The film is a delightful romantic comedy.  It doesn’t however ignore serious issues like homophobia and self-hate.  There’s a running joke that every time Adam shows affection in public he’s a target for gay bashing or verbal abuse, and a homophobe moves in across the way from Steve, who shouts whenever he catches them making out. 

Nothing prevents Adam & Steve falling in love, not Steve’s religious Texan parents or Adam’s Bernstein Family Curse.  However, the one thing that might scupper their future is the memory of that humiliating previous encounter, the incident that scarred Steve with low self-esteem. Can they make it work and learn to love themselves for what they are, not as they think other people want them to be? 

This is as much a coming of age story as romance.  Adam & Steve are in arrested development, caught in the futile search for perfection; but, with the help of that magic called love, just maybe they’re about to grow up, men ready for a proper relationship. 

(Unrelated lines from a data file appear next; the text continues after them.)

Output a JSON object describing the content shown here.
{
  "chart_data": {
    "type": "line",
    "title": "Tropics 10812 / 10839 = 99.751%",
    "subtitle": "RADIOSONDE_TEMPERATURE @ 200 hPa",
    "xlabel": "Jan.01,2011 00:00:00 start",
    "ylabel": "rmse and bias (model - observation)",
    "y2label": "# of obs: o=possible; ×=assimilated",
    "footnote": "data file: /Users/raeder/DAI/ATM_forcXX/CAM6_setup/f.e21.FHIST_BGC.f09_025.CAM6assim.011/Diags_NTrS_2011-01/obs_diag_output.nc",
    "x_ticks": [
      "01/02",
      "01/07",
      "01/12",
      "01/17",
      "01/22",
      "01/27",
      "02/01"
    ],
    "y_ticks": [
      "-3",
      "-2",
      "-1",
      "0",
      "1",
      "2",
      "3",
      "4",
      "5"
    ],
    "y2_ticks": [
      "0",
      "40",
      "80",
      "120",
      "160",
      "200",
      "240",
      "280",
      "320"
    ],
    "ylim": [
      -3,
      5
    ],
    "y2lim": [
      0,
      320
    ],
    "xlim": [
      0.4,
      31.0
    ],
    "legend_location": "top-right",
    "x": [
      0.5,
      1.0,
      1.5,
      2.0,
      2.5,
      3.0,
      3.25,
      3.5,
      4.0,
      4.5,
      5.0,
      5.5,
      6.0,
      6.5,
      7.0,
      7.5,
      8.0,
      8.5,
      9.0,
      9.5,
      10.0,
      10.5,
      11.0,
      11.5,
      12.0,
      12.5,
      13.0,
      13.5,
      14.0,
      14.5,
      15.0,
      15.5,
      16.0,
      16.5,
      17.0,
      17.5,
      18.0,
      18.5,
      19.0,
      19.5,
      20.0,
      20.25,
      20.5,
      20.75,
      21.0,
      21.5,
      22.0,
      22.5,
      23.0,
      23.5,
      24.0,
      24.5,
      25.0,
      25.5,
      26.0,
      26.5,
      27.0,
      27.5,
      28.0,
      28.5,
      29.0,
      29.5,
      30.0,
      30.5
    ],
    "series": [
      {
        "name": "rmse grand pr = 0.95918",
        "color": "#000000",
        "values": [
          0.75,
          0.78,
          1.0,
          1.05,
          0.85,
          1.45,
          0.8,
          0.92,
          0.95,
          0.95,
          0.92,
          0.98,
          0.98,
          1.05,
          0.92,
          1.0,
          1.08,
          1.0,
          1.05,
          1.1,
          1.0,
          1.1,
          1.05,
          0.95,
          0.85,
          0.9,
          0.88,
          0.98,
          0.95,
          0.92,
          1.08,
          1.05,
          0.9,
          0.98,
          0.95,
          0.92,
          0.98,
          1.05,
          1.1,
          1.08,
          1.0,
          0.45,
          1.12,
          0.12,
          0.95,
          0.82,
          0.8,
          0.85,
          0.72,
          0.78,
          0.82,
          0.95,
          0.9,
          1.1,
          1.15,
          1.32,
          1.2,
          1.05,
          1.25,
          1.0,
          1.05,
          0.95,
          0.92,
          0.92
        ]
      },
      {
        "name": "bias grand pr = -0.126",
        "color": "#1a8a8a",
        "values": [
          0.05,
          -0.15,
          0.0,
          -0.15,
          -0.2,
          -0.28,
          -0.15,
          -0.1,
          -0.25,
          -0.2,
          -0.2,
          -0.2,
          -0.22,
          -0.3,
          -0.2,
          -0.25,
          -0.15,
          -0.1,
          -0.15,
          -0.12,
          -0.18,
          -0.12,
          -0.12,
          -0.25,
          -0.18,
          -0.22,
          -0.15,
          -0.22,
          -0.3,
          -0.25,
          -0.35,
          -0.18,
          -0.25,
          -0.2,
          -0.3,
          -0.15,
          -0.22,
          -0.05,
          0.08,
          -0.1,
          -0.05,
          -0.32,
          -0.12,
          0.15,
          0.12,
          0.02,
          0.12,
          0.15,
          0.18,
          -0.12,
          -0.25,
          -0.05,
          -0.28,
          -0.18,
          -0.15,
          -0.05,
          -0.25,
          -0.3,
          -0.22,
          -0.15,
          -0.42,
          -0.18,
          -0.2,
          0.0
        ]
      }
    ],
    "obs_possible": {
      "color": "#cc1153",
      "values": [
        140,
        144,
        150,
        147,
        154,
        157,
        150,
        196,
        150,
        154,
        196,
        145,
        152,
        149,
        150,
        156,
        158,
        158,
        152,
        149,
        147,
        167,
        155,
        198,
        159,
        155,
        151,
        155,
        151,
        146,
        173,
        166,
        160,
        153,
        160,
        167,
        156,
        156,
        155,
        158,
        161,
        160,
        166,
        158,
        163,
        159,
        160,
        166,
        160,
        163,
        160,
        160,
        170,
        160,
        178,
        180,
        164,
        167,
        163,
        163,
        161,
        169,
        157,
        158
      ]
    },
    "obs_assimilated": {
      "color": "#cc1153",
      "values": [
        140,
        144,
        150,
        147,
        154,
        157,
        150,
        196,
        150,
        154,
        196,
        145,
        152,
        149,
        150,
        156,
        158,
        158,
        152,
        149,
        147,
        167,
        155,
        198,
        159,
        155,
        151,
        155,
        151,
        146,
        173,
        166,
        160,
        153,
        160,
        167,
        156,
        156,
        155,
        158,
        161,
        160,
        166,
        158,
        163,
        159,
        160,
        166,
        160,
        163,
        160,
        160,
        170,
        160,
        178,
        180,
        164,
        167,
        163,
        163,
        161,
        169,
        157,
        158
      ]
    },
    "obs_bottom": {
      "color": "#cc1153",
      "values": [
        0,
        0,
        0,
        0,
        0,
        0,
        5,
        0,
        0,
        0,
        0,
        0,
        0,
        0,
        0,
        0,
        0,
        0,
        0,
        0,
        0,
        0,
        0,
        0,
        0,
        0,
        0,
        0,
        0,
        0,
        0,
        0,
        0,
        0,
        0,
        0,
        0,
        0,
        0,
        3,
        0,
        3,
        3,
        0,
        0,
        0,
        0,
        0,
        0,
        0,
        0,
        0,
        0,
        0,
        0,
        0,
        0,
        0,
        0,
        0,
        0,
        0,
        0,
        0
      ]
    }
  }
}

I loved this book.  It reminded me of Beautiful Thing, and even has the same slightly over-the-top finale, in this case at a gay rodeo dance club!  It’s well written, smart and funny, wonderfully romantic, and sexy too.  Chester easily outclasses Scott&Scott the Romentics.  It’s got gay and straight characters, all equally struggling with 21st C life & love.  The book was adapted from a feature film also written by Chester (he stars as Adam, clearly a very talented man) which I haven’t yet seen, but isn’t the usual tie-in (see Demon Under Glass) and works perfectly as a standalone novel.  However I’m now desperate to see the movie.  This is one book I can’t recommend too highly.  You will love it!  10/10.